Eurozone economy grows 06 Lagarde rules out July rate cut

The eurozone economy showed a surprisingly robust performance in the first quarter of 2025, with growth primarily fueled by investments and exports. This development strengthens the anticipation that the European Central Bank (ECB) will take a more cautious stance on further rate cuts.

According to Eurostat’s third estimate released on Friday, the gross domestic product (GDP) of the euro area expanded by 0.6% quarter-on-quarter. This marks the fifth consecutive quarter of growth and represents an upward revision from the earlier estimate of 0.3%. Notably, this is the highest growth rate since the third quarter of 2022.

Additionally, the broader European Union also experienced a GDP growth of 0.6% during the first quarter. On an annual basis, the euro area saw a GDP increase of 1.5%, while the EU recorded a growth of 1.6%, following the previous quarter’s growth of 0.3% in the euro area and 0.4% in the EU.

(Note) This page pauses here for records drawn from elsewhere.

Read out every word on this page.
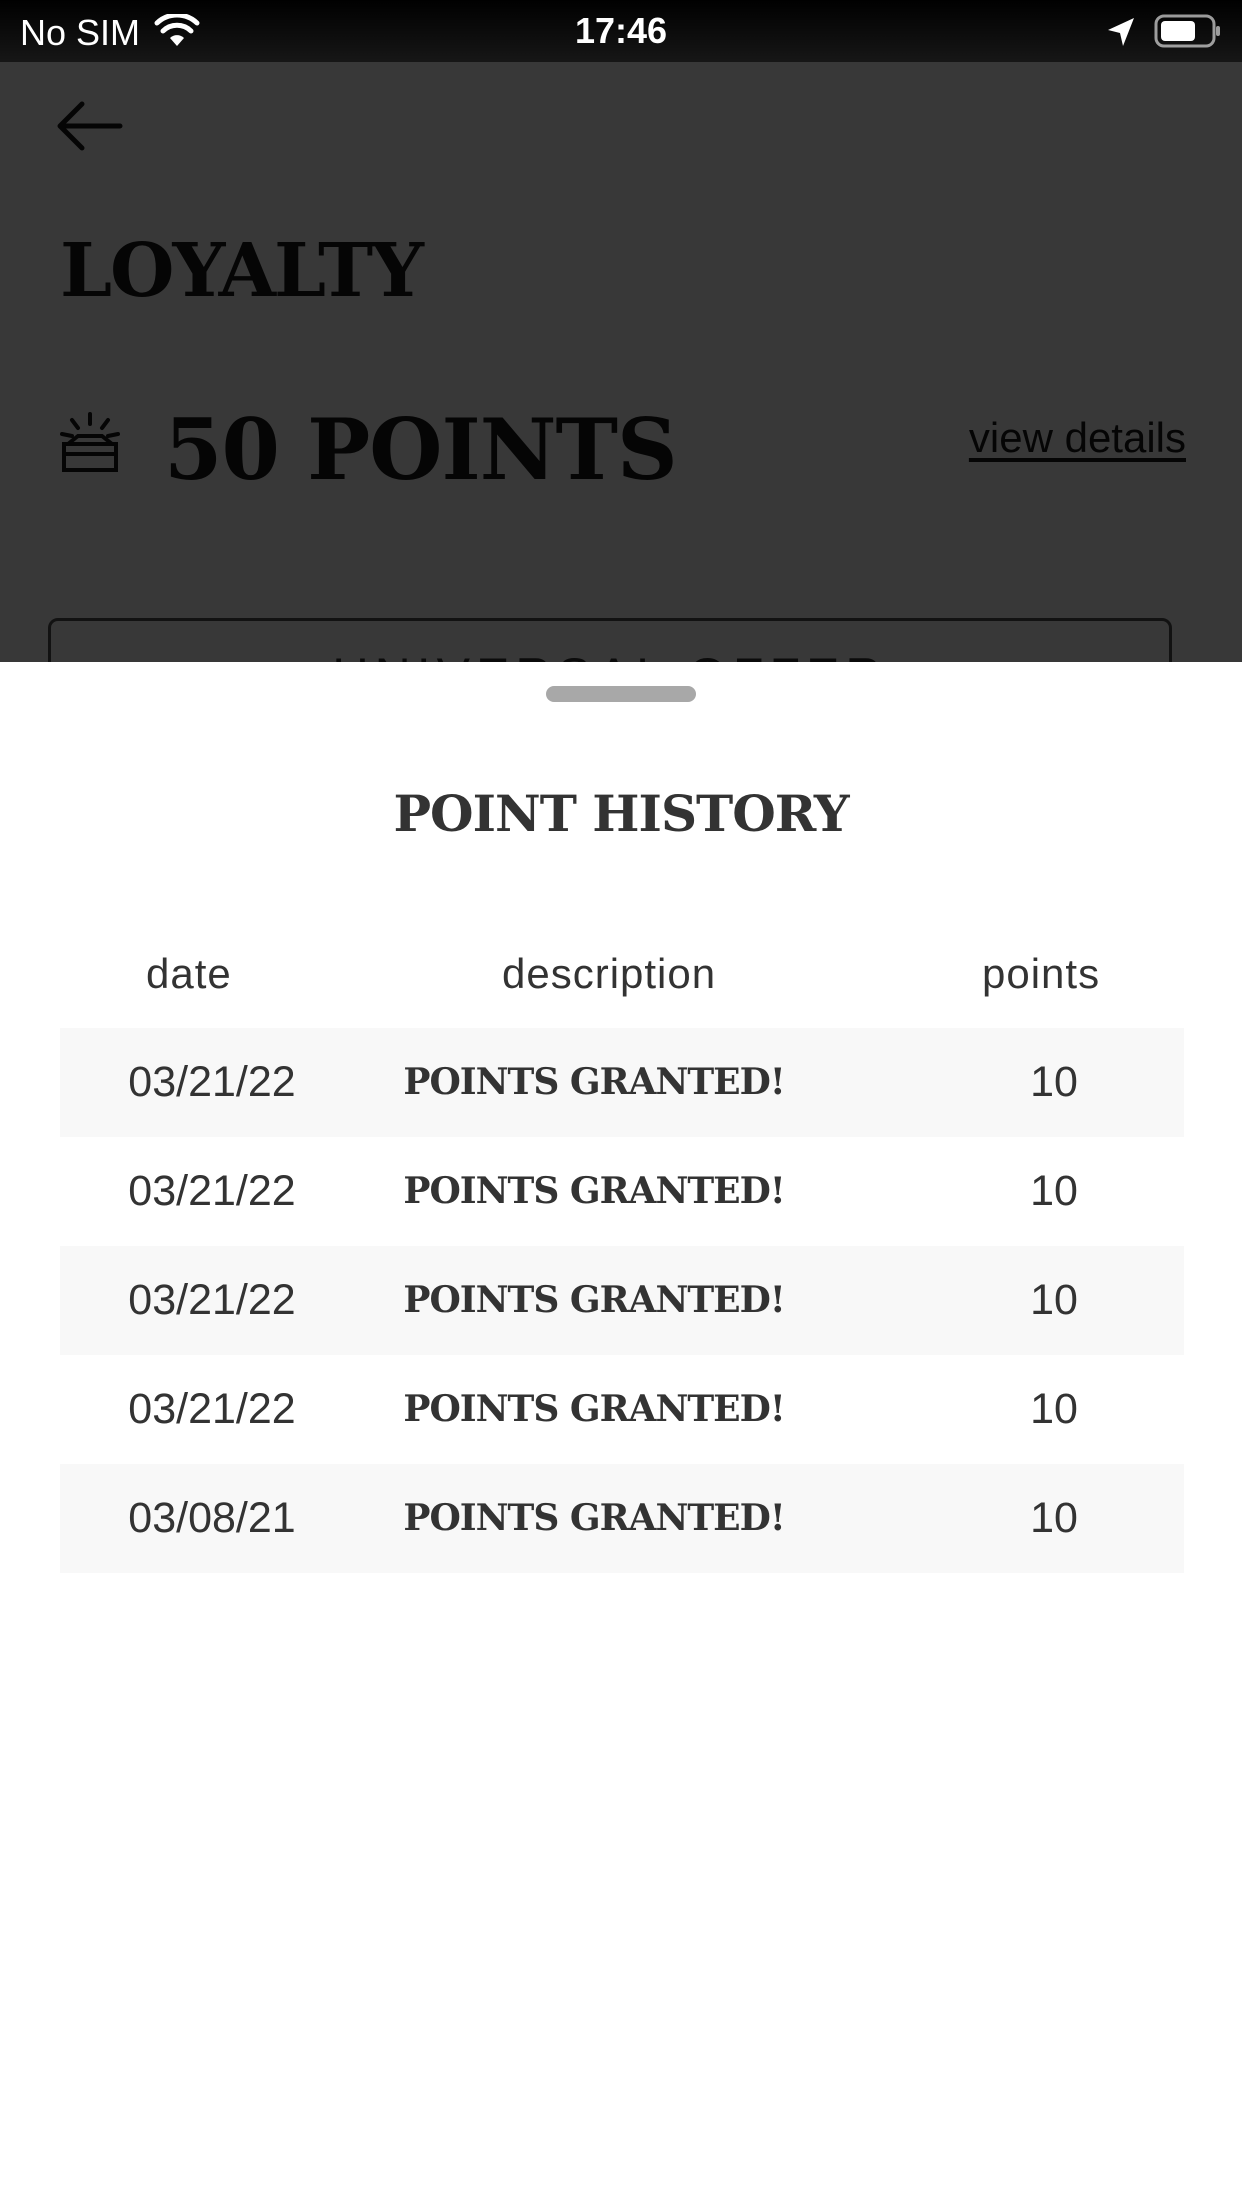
No SIM	17:46
POINT HISTORY
date	description	points
03/21/22	POINTS GRANTED!	10
03/21/22	POINTS GRANTED!	10
03/21/22	POINTS GRANTED!	10
03/21/22	POINTS GRANTED!	10
03/08/21	POINTS GRANTED!	10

Among member states, Ireland spearheaded the quarterly GDP surge with an impressive increase of 9.7%, followed by Malta (+2.1%) and Cyprus (+1.3%). In contrast, the most significant contractions were noted in Luxembourg (-1.0%), Slovenia (-0.8%), and both Denmark and Portugal (each at -0.5%).

Driving Forces: Investments and Exports

Household final consumption expenditure rose by 0.2% in both the euro area and the EU, reflecting a slowdown from the previous quarter’s increases of 0.5% and 0.6%, respectively. Meanwhile, government final consumption remained steady in the euro area while dropping by 0.1% in the EU, following prior increases of 0.4% and 0.5% in the last quarter of 2024.

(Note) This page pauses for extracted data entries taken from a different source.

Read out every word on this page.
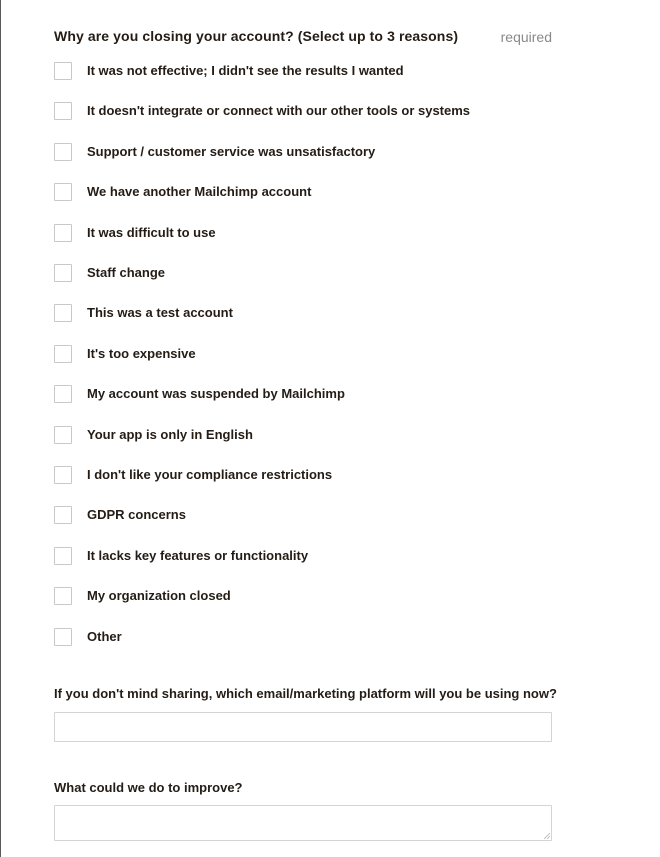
Why are you closing your account? (Select up to 3 reasons)	required
It was not effective; I didn't see the results I wanted
It doesn't integrate or connect with our other tools or systems
Support / customer service was unsatisfactory
We have another Mailchimp account
It was difficult to use
Staff change
This was a test account
It's too expensive
My account was suspended by Mailchimp
Your app is only in English
I don't like your compliance restrictions
GDPR concerns
It lacks key features or functionality
My organization closed
Other
If you don't mind sharing, which email/marketing platform will you be using now?
What could we do to improve?
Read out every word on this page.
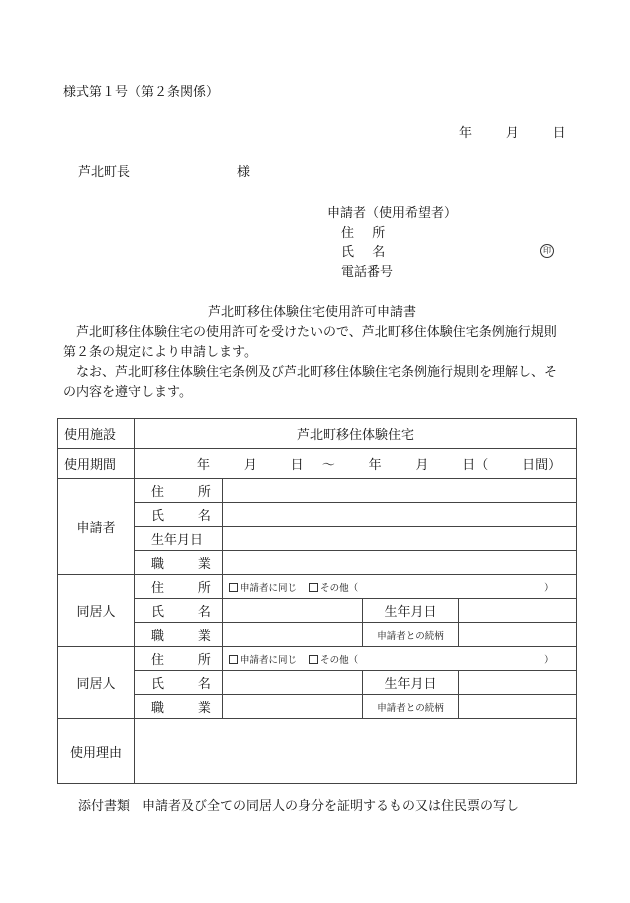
様式第１号（第２条関係）
年	月	日
芦北町長	様
申請者（使用希望者）
住 所
氏 名	印
電話番号
芦北町移住体験住宅使用許可申請書
　芦北町移住体験住宅の使用許可を受けたいので、芦北町移住体験住宅条例施行規則
第２条の規定により申請します。
　なお、芦北町移住体験住宅条例及び芦北町移住体験住宅条例施行規則を理解し、そ
の内容を遵守します。
使用施設	芦北町移住体験住宅			
使用期間	年 月 日 ～ 年 月 日（ 日間）			
申請者	住 所			
	氏 名			
	生年月日			
	職 業			
同居人	住 所	申請者に同じ その他（ ）		
	氏 名		生年月日	
	職 業		申請者との続柄	
同居人	住 所	申請者に同じ その他（ ）		
	氏 名		生年月日	
	職 業		申請者との続柄	
使用理由				
添付書類 申請者及び全ての同居人の身分を証明するもの又は住民票の写し
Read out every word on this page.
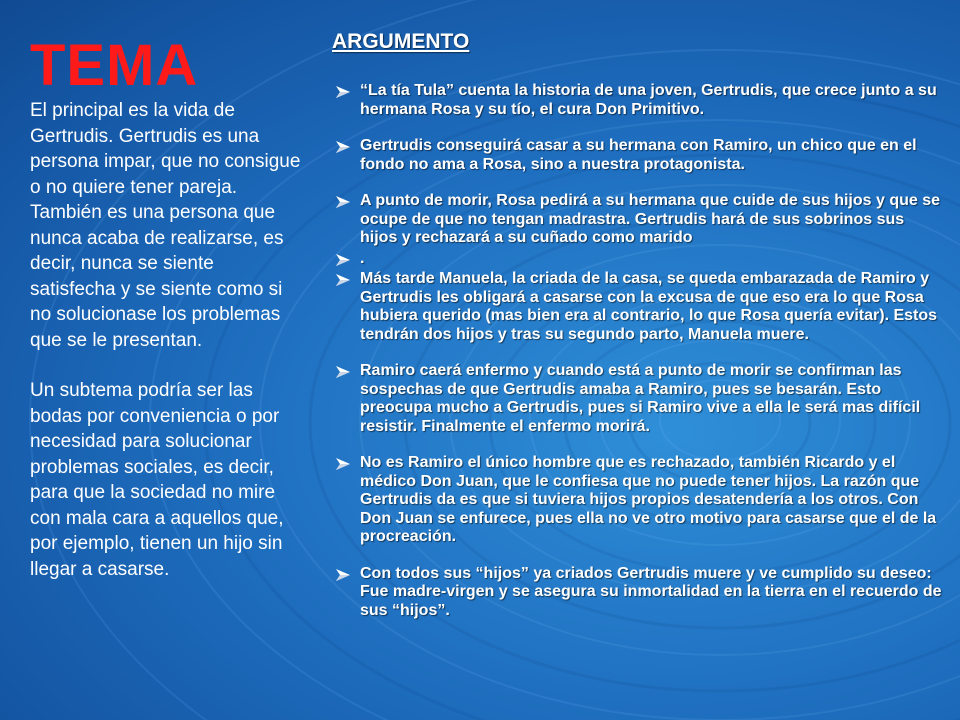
TEMA

El principal es la vida de Gertrudis. Gertrudis es una persona impar, que no consigue o no quiere tener pareja. También es una persona que nunca acaba de realizarse, es decir, nunca se siente satisfecha y se siente como si no solucionase los problemas que se le presentan.

Un subtema podría ser las bodas por conveniencia o por necesidad para solucionar problemas sociales, es decir, para que la sociedad no mire con mala cara a aquellos que, por ejemplo, tienen un hijo sin llegar a casarse.

ARGUMENTO
“La tía Tula” cuenta la historia de una joven, Gertrudis, que crece junto a su hermana Rosa y su tío, el cura Don Primitivo.
Gertrudis conseguirá casar a su hermana con Ramiro, un chico que en el fondo no ama a Rosa, sino a nuestra protagonista.
A punto de morir, Rosa pedirá a su hermana que cuide de sus hijos y que se ocupe de que no tengan madrastra. Gertrudis hará de sus sobrinos sus hijos y rechazará a su cuñado como marido
.
Más tarde Manuela, la criada de la casa, se queda embarazada de Ramiro y Gertrudis les obligará a casarse con la excusa de que eso era lo que Rosa hubiera querido (mas bien era al contrario, lo que Rosa quería evitar). Estos tendrán dos hijos y tras su segundo parto, Manuela muere.
Ramiro caerá enfermo y cuando está a punto de morir se confirman las sospechas de que Gertrudis amaba a Ramiro, pues se besarán. Esto preocupa mucho a Gertrudis, pues si Ramiro vive a ella le será mas difícil resistir. Finalmente el enfermo morirá.
No es Ramiro el único hombre que es rechazado, también Ricardo y el médico Don Juan, que le confiesa que no puede tener hijos. La razón que Gertrudis da es que si tuviera hijos propios desatendería a los otros. Con Don Juan se enfurece, pues ella no ve otro motivo para casarse que el de la procreación.
Con todos sus “hijos” ya criados Gertrudis muere y ve cumplido su deseo: Fue madre-virgen y se asegura su inmortalidad en la tierra en el recuerdo de sus “hijos”.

Gross fixed capital formation experienced vigorous growth, climbing by 1.8% in both the euro area and the EU, a notable acceleration from previous gains of 0.7% and 0.6%. Exports also rebounded significantly, rising by 1.9% in the euro area and 1.6% in the EU, after marginal growth in the preceding quarter. Imports increased by 1.4% in both regions, recovering from a slight decline of 0.1% observed earlier.

ECB Takes a Cautious Route on Rate Cuts

This robust economic performance was reported just a day after the ECB enacted its eighth rate cut, lowering the deposit facility rate by 25 basis points to 2%. During the press conference, ECB President Christine Lagarde emphasized caution, indicating the Governing Council is well-prepared for existing uncertainties.

The ECB’s macroeconomic outlook remained largely unchanged. Real GDP is projected to expand by 0.9% in 2025, followed by 1.1% in 2026 and 1.3% in 2027. Headline inflation is expected to average 2.0% in 2025, dip to 1.6% in 2026, and return to 2.0% by 2027.

Modest Rise in Employment and Retail Trade Volume

In a separate report, Eurostat noted a 0.2% quarter-on-quarter increase in the number of employed persons in the euro area, slightly revised down from an earlier estimate of 0.3%. Employment levels remained stable across the EU. Year-on-year, employment grew by 0.7% in the euro area and 0.4% in the EU during the first quarter of 2025.

April’s seasonally adjusted retail trade volume displayed a modest rise of 0.1% month-on-month in the euro area and 0.7% in the EU, suggesting early indicators of consumption trends as we move into the second quarter.

July Rate Cut Off the Table

Economists and market analysts quickly responded to Lagarde’s indications alongside the stronger-than-anticipated GDP data. “We no longer expect a July cut,” commented Goldman Sachs economist Sven Jari Stehn, interpreting Lagarde’s remarks as a signal that a pause in rate cuts is now the baseline expectation.

Goldman Sachs anticipates the ECB’s final rate cut will occur in September. They predict a deceleration in economic activity and core inflation that will trend lower than the ECB’s forecasts throughout the summer. ING’s global head of macro, Carsten Brzeski, echoed this sentiment, noting that comments from the ECB’s press conference suggest Board members are not eager to resume rate cuts in July unless trade tensions escalate.

BBVA shared a similar viewpoint, stating: “We now consider the rate-cutting cycle to be at an end at the current level. The ECB appears comfortable pausing unless financial conditions worsen.” Meanwhile, Gian Marco Salcioli, Head of Global Markets Strategy at Intesa Sanpaolo, referred to the ECB’s June decision as a “hawkish cut,” emphasizing the need for prudence given the lessons learned from the pandemic regarding inflation pressures.